The FOI Act recognises the public interest in the protection of the right to privacy both in the language of section 37 and the Long Title to the Act (which makes clear that the release of records under FOI must be consistent with the right to privacy). It is also worth noting that the right to privacy has a constitutional dimension, as one of the unenumerated personal rights under the Constitution. Moreover, unlike other public interest tests provided for in the FOI Act, there is a discretionary element to section 37(5)(a), which is a further indication of the very strong public interest in the right to privacy. Privacy rights will therefore be set aside only where the public interest served by granting the request (and breaching those rights) is sufficiently strong to outweigh the public interest in protecting privacy.

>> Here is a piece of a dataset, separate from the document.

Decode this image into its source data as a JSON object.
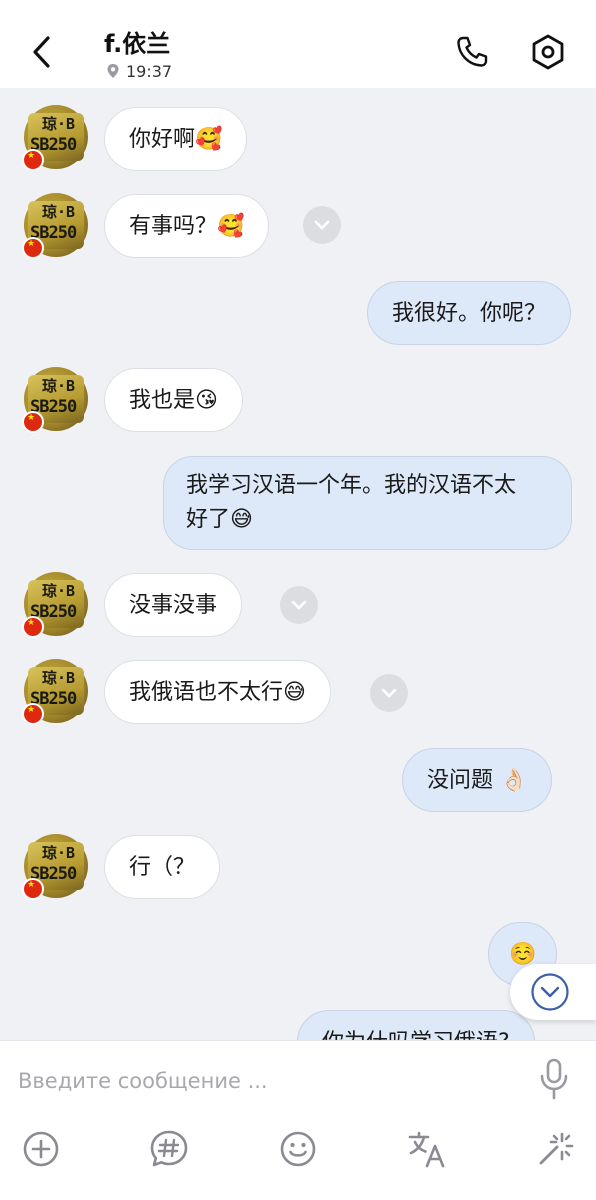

In the circumstances where the Council has completed its investigation and advised the complainants of the outcome, and given that the release of records under the FOI is regarded, in effect, as release to the world at large, I find no relevant public interest in granting access to the withheld information that, on balance, outweighs the public interest in upholding the right to privacy of the individuals concerned. I find that section 37(5)(a) does not apply in this case.
Having carried out a review under section 22(2) of the Freedom of Information Act 2014, I hereby vary the decision of the Council. I find that section 31(1)(a) applies to records 10, 15, 16, 18, 19, 20, 21, 22 and 23, that section 37(1) applies to records 4 and 5, and that the Council was justified in refusing access to those records.
Section 24 of the FOI Act sets out detailed provisions for an appeal to the High Court by a party to a review, or any other person affected by the decision. In summary, such an appeal, normally on a point of law, must be initiated not later than four weeks after notice of the decision was given to the person bringing the appeal.